Había algunos detalles al respecto que la inquietaban: la forma en que la indiscreción de Tavernier había salido a la luz, el hecho de que las notas de la periodista fueran asombrosamente concisas y coherentes, y la desaparición de la propia periodista.

Lo que más le preocupaba era la coincidencia en el tiempo. No había razón para relacionar el hallazgo de la cueva en el pico de Soularac con una ejecución ya planeada -y posteriormente llevada a cabo- en Chartres, pero en su mente ambos hechos habían quedado vinculados.

El coche ralentizó la marcha. Abrió los ojos y vio que el conductor se había detenido para retirar el ticket de la autopista. Golpeó el cristal.

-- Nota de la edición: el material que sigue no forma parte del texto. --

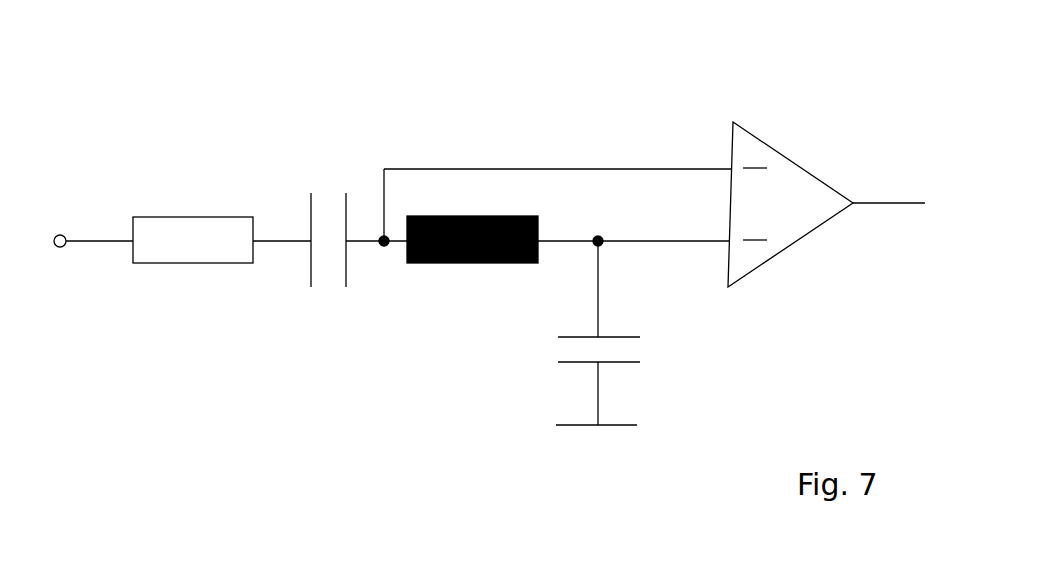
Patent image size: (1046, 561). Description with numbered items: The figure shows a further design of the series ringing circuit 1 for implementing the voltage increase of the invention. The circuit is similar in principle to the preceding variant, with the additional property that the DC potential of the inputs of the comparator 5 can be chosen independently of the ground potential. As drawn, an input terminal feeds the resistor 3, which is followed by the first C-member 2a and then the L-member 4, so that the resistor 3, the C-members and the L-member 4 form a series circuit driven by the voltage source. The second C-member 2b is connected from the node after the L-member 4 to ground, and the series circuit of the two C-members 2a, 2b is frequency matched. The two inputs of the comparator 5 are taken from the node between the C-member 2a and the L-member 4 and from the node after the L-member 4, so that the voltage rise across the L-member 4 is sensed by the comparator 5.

The series ringing circuit 1 is at (504, 20).
The C-member 2a is at (328, 260).
The C-member 2b is at (625, 379).
The resistor 3 is at (199, 252).
The L-member 4 is at (461, 263).
The comparator 5 is at (780, 148).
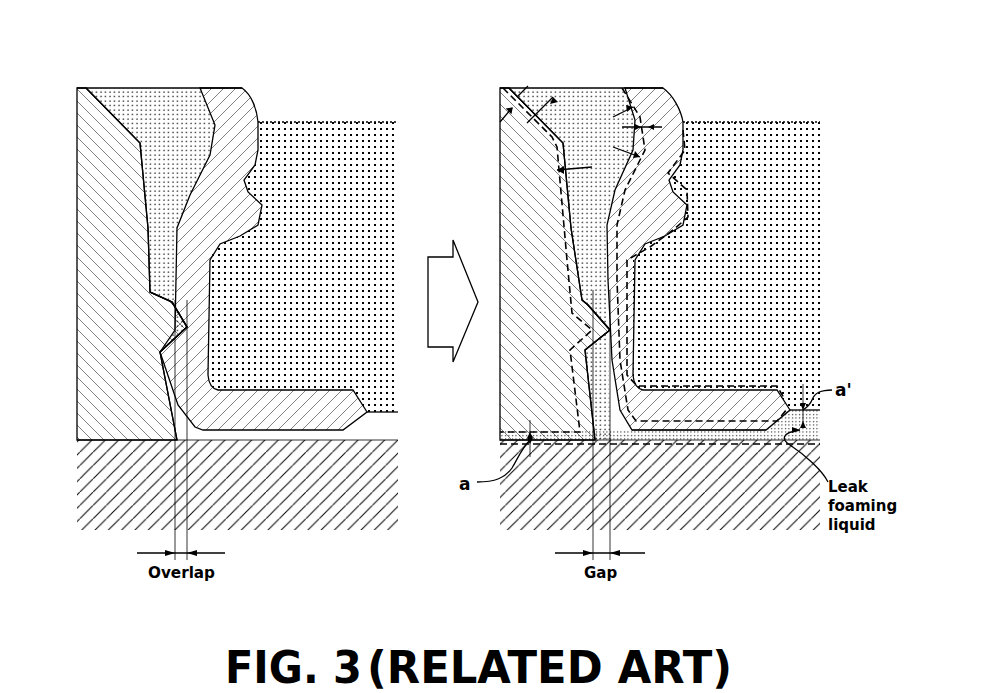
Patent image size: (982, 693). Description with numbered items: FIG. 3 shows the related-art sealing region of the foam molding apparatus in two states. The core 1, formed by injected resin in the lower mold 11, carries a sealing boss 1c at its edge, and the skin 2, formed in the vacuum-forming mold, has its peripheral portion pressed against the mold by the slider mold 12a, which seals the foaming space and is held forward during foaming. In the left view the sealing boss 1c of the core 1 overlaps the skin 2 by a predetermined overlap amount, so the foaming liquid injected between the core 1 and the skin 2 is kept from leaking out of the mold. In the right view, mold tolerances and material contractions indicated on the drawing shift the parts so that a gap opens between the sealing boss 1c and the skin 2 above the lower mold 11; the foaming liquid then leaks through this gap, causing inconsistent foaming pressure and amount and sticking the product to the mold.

The core 1 is at (108, 133).
The sealing boss 1c is at (173, 320).
The skin 2 is at (240, 113).
The slider mold 12a is at (330, 133).
The lower mold 11 is at (318, 503).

–  Pour le péage -dijo, entregándole un billete de cincuenta euros, enrollado entre sus bien manicurados dedos. No quería dejar rastros de papel.

Marie-Cécile tenía asuntos que atender en Avignonet, a unos treinta kilómetros al sureste de Toulouse. Saldría para Carcasona desde allí. Su reunión estaba prevista a las nueve en punto, pero tenía pensado llegar antes. El tiempo de su estancia en Carcasona dependía del hombre con quien iba a reunirse.

Cruzó las largas piernas y sonrió. No veía la hora de comprobar si estaba a la altura de su reputación.

CAPÍTULO 23

Carcasona

Poco después de las diez, el hombre conocido como Audric Baillard salió de la estación de la SNCF en Carcasona y se encaminó hacia el centro. Delgado y menudo, con su traje claro producía la impresión de una persona distinguida aunque algo anticuada. Caminaba de prisa, empuñando un largo bastón como un báculo entre sus dedos flacos. Su sombrero panamá le protegía los ojos del resplandor del sol.

Atravesó el Canal du Midi y pasó ante el magnífico hotel Terminus, con sus ostentosos espejos de estilo art déco y sus sinuosas rejas de hierro forjado. Carcasona había cambiado mucho. Veía pruebas de ello por todas partes mientras recorría la calle peatonal que atraviesa el corazón de la Basse Ville. Nuevas tiendas de ropa, pastelerías, librerías y joyerías. Se respiraban aires de prosperidad. La ciudad volvía a ser un destino. Un lugar en el centro de los acontecimientos.

Las blancas baldosas de la Place Carnot brillaban al sol. Eso era nuevo. La espléndida fuente decimonónica había sido restaurada y el agua manaba cristalina. Por toda la plaza había terrazas con mesas y sillas de colores vivos. Baillard volvió la vista hacia el bar Félix y sonrió al ver sus familiares toldos desgastados, a la sombra de las limas. Algunas cosas, por lo menos, no habían cambiado.

Subió por una estrecha y animada calle secundaria que conducía al Pont Vieux. Los rótulos marrones que aludían a la categoría mundial de la Cité, la ciudadela medieval fortificada, eran otra señal de que Carcasona había dejado de ser un lugar que simplemente «merecía un rodeo», según la guía Michelin, para convertirse en destino turístico internacional, declarada patrimonio de la humanidad por la Unesco.